CHAPTER IV.
MEDIÆVAL SHIPS.
In the times of the Norman kings of England both the war and the mercantile navies of the country were highly developed. William the Conqueror invaded this island without the assistance of a war navy. He trusted to good luck to transport his army across the Channel in an unprotected fleet of small vessels which were built for this purpose, and which were burnt by his order when the landing had been effected. We possess illustrations of these transport vessels from a contemporary source—the Bayeux tapestry, which was, according to tradition, the work of Queen Matilda, the Conqueror's consort. Fig. [27] represents one of these vessels. It is obviously of Scandinavian type, resembling in some of its features the Viking ship shown in Figs. 22 to 26. Apparently, oars were not used in this particular boat; the propulsion was effected by means of a single square sail. The mast unshipped, as we know from other illustrations on the same piece of tapestry. The steering was effected by a rudder, or steering-board, on the starboard-side. In all the illustrations of ships in this tapestry the main sheet was held by the steersman, a fact which shows that the Normans were cautious navigators. Another ship is represented with ten horses on board.
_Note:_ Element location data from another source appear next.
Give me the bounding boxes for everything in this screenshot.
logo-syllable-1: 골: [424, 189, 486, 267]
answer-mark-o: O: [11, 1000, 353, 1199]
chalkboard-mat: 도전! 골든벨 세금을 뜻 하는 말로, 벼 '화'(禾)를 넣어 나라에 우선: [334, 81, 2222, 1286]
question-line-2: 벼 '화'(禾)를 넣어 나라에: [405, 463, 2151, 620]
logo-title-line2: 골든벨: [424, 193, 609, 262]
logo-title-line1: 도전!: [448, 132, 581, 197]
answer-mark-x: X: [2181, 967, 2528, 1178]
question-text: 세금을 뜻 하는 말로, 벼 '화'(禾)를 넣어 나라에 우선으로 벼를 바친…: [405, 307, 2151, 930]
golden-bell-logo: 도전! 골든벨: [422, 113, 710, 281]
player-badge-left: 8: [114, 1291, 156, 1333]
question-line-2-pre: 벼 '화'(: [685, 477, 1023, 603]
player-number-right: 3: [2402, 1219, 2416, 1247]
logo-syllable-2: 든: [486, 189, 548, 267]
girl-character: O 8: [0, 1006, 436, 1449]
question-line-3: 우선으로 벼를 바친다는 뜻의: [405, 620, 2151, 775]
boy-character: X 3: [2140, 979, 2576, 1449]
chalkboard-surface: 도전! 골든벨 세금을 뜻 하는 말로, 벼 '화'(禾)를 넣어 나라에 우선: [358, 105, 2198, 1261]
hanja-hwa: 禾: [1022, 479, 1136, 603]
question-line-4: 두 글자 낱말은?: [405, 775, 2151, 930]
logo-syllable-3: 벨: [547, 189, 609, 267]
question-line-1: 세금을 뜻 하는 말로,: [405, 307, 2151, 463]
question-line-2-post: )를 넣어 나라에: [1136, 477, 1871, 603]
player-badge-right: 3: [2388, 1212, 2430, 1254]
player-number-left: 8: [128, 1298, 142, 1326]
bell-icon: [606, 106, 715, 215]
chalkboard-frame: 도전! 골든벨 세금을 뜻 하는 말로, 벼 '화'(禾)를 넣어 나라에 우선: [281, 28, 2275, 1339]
We possess confirmatory evidence that the ship shown in Fig. [27] represents a type that was prevalent on our coasts in the eleventh and two following centuries, for very similar boats are shown in the transcript of Matthew Paris's "History of the Two Kings of Offa" (now in the Cottonian Library), the illustrations in which are supposed to have been drawn by Matthew Paris himself. The history is that of two Saxon princes who lived in the latter half of the eighth century, and was written in the first half of the thirteenth. We may fairly suppose that the illustrations represented the types of vessels with which the historian was familiar. They were all of the type depicted in the Bayeux tapestry. They are of the same shape at both ends, just like the Viking ship, and it may be added, like the boats to this day in common use along the coasts of Norway.
Fig. 27.—One of William the Conqueror's ships. 1066 a.d.
It must not be supposed that the art of building ships of larger size, which was, as we have seen, well understood by the Romans, about the commencement of our era, was forgotten. On the contrary, though, no doubt, the majority of ships of the eleventh and twelfth centuries were of small dimensions, yet we occasionally meet with notices of vessels of comparatively large size. Such an one, for instance, was La Blanche Nef, built in the reign of Henry I., and lost on the coast of Normandy in the year 1120 a.d. This ship was built for Prince William, the son of the King, and he was lost in her, together with 300 passengers and crew. This number proves that the vessel was of considerable size. La Blanche Nef was a fifty-oared galley. Long before her time, at the end of the tenth century, when Ethelred the Unready was King of England, the Viking Olaf Tryggvesson built, according to the Norwegian chroniclers, a vessel 117 ft. in length.
It may here be mentioned that galleys continued to be used, along with sailing ships, in the various European navies till the seventeenth century.
Another instance of the loss of a large twelfth-century ship occurred in the reign of Henry II., half a century later than the wreck of La Blanche Nef, when a vessel engaged in transport work foundered with 400 persons.